New Delhi: Reliance Industries Ltd today approached the Securities Appellate Tribunal against a Sebi order, which had banned the Mukesh Ambani-led firm from equity derivative trading for one year and had asked it to disgorge nearly Rs 1,000 crore in an alleged fraudulent trading case.
The Tribunal is likely to hear RIL’s appeal on May 3 to decide on admission and further hearing, sources said. In a nearly 10-year-old case, capital markets regulator Sebi on March 24 had banned Reliance Industries Ltd (RIL) and 12 others from equity derivatives trading for one year, while accusing the company of making “unlawful gains”.

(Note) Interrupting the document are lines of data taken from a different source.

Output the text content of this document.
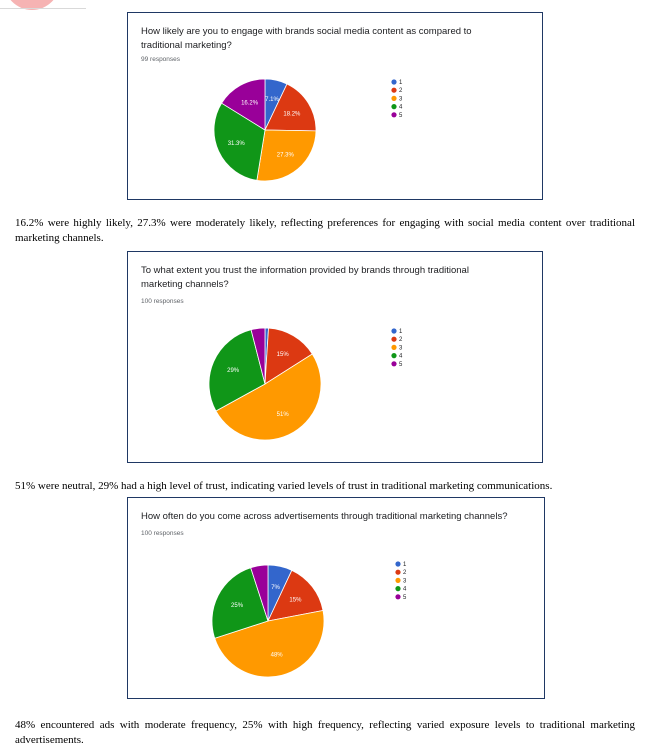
How likely are you to engage with brands social media content as compared to traditional marketing?
99 responses
7.1%
18.2%
27.3%
31.3%
16.2%
1
2
3
4
5

16.2% were highly likely, 27.3% were moderately likely, reflecting preferences for engaging with social media content over traditional marketing channels.

To what extent you trust the information provided by brands through traditional marketing channels?
100 responses
15%
51%
29%
1
2
3
4
5

51% were neutral, 29% had a high level of trust, indicating varied levels of trust in traditional marketing communications.

How often do you come across advertisements through traditional marketing channels?
100 responses
7%
15%
48%
25%
1
2
3
4
5

48% encountered ads with moderate frequency, 25% with high frequency, reflecting varied exposure levels to traditional marketing advertisements.
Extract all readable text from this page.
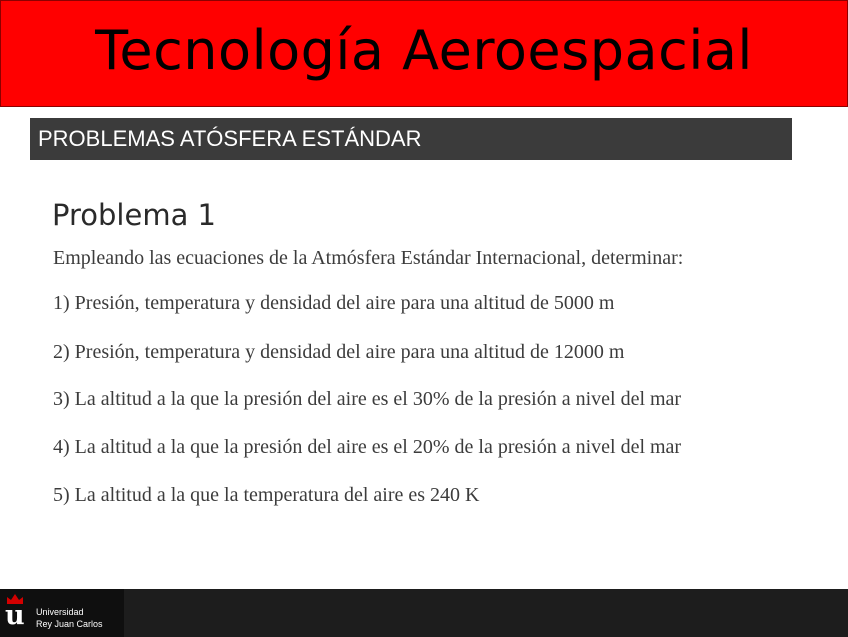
Tecnología Aeroespacial
PROBLEMAS ATÓSFERA ESTÁNDAR
Problema 1
Empleando las ecuaciones de la Atmósfera Estándar Internacional, determinar:
1) Presión, temperatura y densidad del aire para una altitud de 5000 m
2) Presión, temperatura y densidad del aire para una altitud de 12000 m
3) La altitud a la que la presión del aire es el 30% de la presión a nivel del mar
4) La altitud a la que la presión del aire es el 20% de la presión a nivel del mar
5) La altitud a la que la temperatura del aire es 240 K
u Universidad
Rey Juan Carlos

Besides, RIL was asked to disgorge Rs 447 crore, along with an annual interest of 12 per cent since November 29, 2007, which itself would be over Rs 500 crore, taking the total disgorgement amount to nearly Rs 1,000 crore.

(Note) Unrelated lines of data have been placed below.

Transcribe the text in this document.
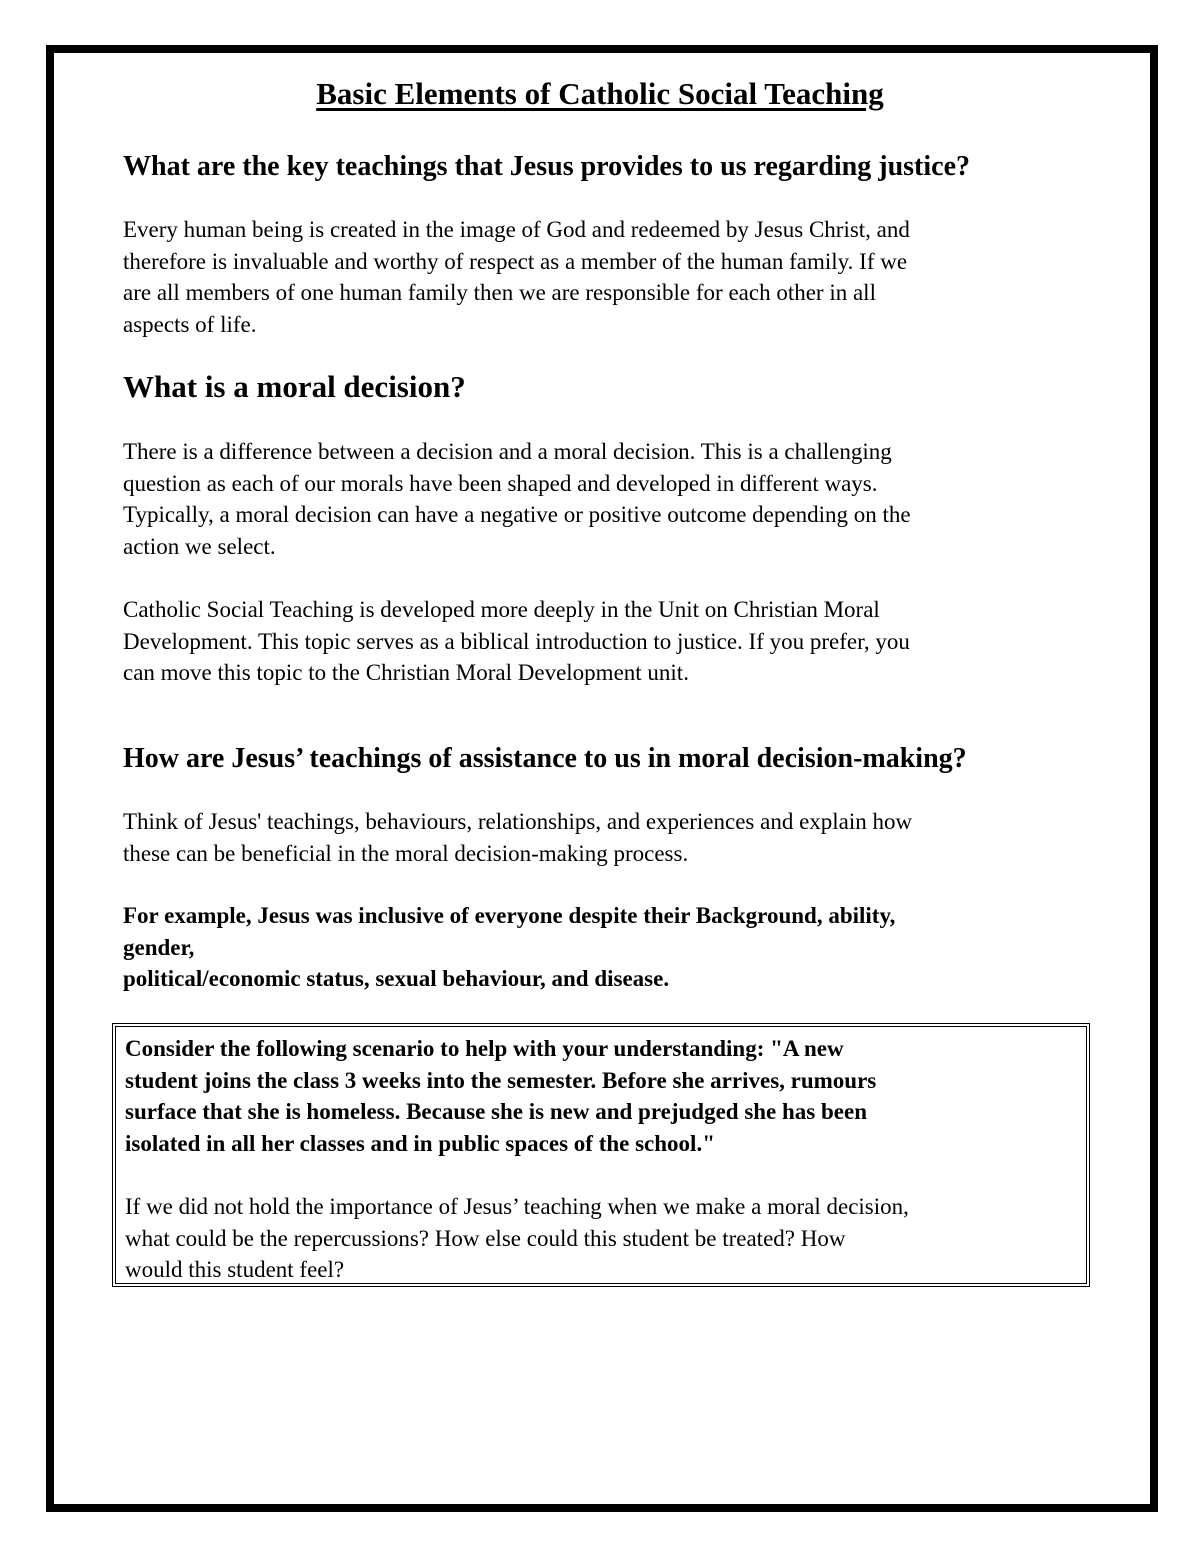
Basic Elements of Catholic Social Teaching
What are the key teachings that Jesus provides to us regarding justice?

Every human being is created in the image of God and redeemed by Jesus Christ, and
therefore is invaluable and worthy of respect as a member of the human family. If we
are all members of one human family then we are responsible for each other in all
aspects of life.

What is a moral decision?

There is a difference between a decision and a moral decision. This is a challenging
question as each of our morals have been shaped and developed in different ways.
Typically, a moral decision can have a negative or positive outcome depending on the
action we select.

Catholic Social Teaching is developed more deeply in the Unit on Christian Moral
Development. This topic serves as a biblical introduction to justice. If you prefer, you
can move this topic to the Christian Moral Development unit.

How are Jesus’ teachings of assistance to us in moral decision-making?

Think of Jesus' teachings, behaviours, relationships, and experiences and explain how
these can be beneficial in the moral decision-making process.

For example, Jesus was inclusive of everyone despite their Background, ability,
gender,
political/economic status, sexual behaviour, and disease.

Consider the following scenario to help with your understanding: "A new
student joins the class 3 weeks into the semester. Before she arrives, rumours
surface that she is homeless. Because she is new and prejudged she has been
isolated in all her classes and in public spaces of the school."

If we did not hold the importance of Jesus’ teaching when we make a moral decision,
what could be the repercussions? How else could this student be treated? How
would this student feel?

The case relates to alleged fraudulent trading in the F&O space in the securities of RIL’s erstwhile listed subsidiary Reliance Petroleum Ltd (RPL). Soon after Sebi’s order, RIL had termed the regulator’s directions as “unjustifiable sanctions” and had said it would challenge the directive.

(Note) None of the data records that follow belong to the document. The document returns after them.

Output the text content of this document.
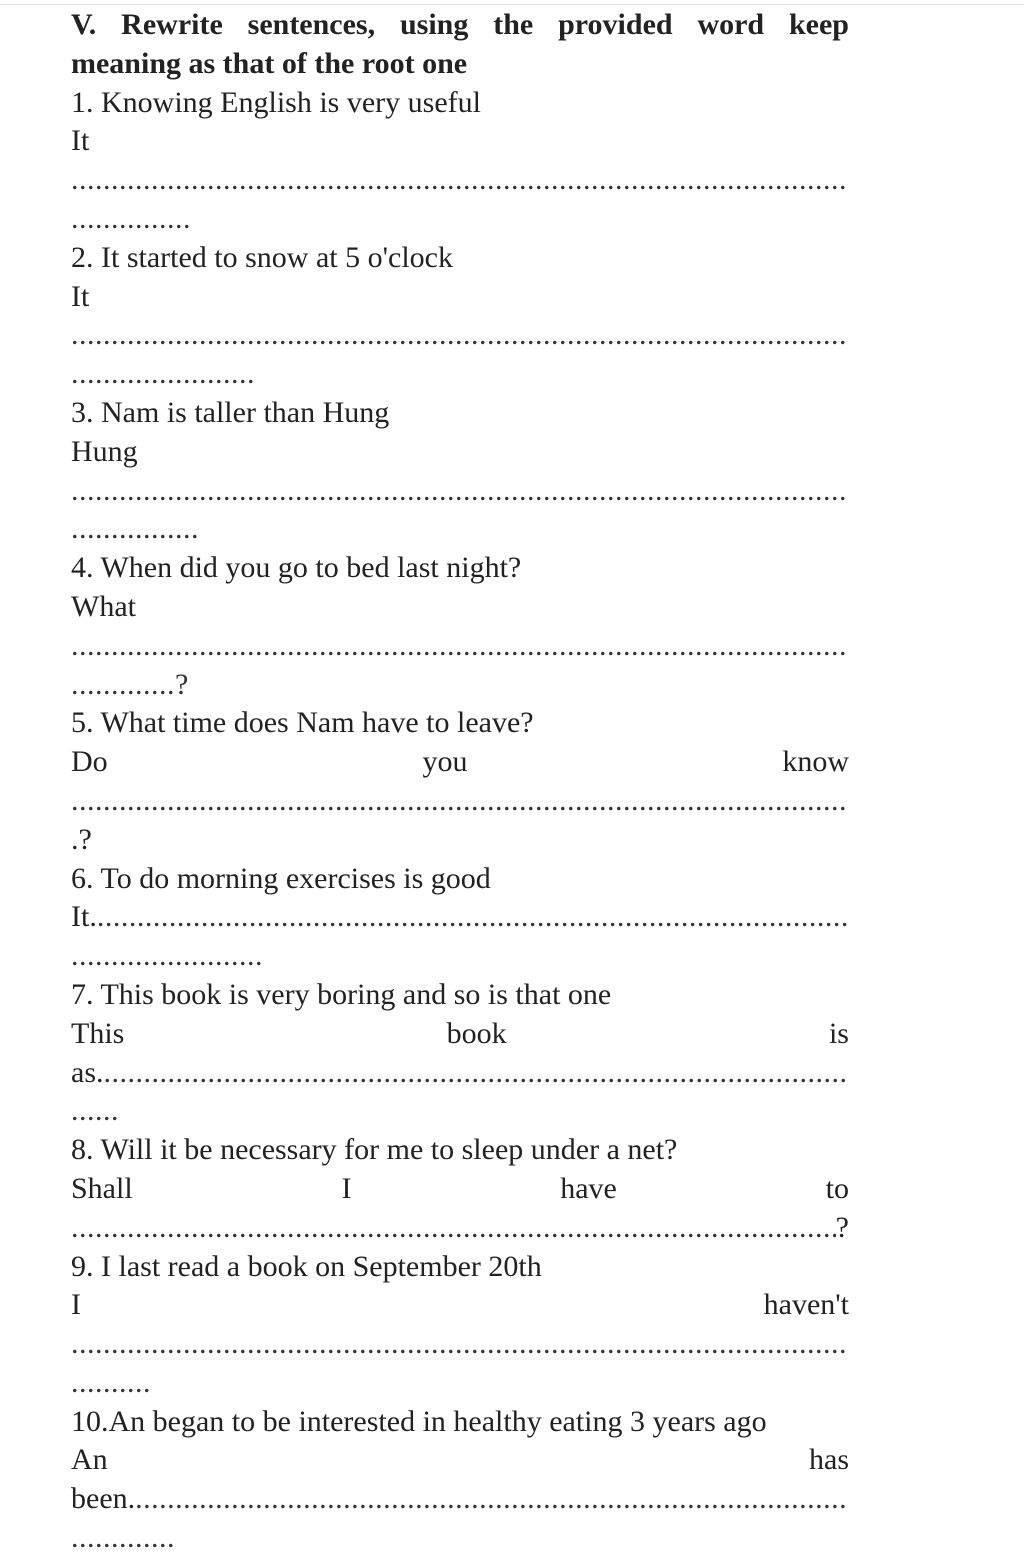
V. Rewrite sentences, using the provided word keep
meaning as that of the root one
1. Knowing English is very useful
It
.....
...............
2. It started to snow at 5 o'clock
It
.....
.......................
3. Nam is taller than Hung
Hung
.....
................
4. When did you go to bed last night?
What
.....
.............?
5. What time does Nam have to leave?
Do	you	know
.....
.?
6. To do morning exercises is good
It.
.....
........................
7. This book is very boring and so is that one
This	book	is
as.
.....
......
8. Will it be necessary for me to sleep under a net?
Shall	I	have	to
.....
?
9. I last read a book on September 20th
I	haven't
.....
..........
10.An began to be interested in healthy eating 3 years ago
An	has
been.
.....
.............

The company felt the trades were examined by Sebi were genuine and bona fide transactions and were carried out keeping the best interest of the company and its shareholders in view.
“Sebi appears to have misconstrued the true nature of the transactions and imposed unjustifiable sanctions,” it had added. The group had earlier sought to settle the case, but the Securities and Exchange Board of India (Sebi) had refused.
The proceedings in the long-pending case were expedited in the last few months. Reliance Petroleum was later merged with the listed parent firm. The 12 other entities that were banned by Sebi are Gujarat Petcoke and Petro Product supply, Aarthik Commercials, LPG Infrastructure India, Relpol Plastic Products, Fine Tech Commercials, Pipeline Infrastructure India, Motech Software, Darshan Securities, Relogistics (India), Relogistics (Rajasthan), Vinamara Universal Traders and Dharti Investment and Holdings.
Sebi had said the directions are being passed after taking into consideration the magnitude of the fraud across the markets. As per the Sebi order, RIL by employing 12 agents to take separate position limits of open interest on its behalf by executing separate agreements with each one of them and cornering 93.63 per cent of the November futures of RPL, “acted in a fraudulent manner”.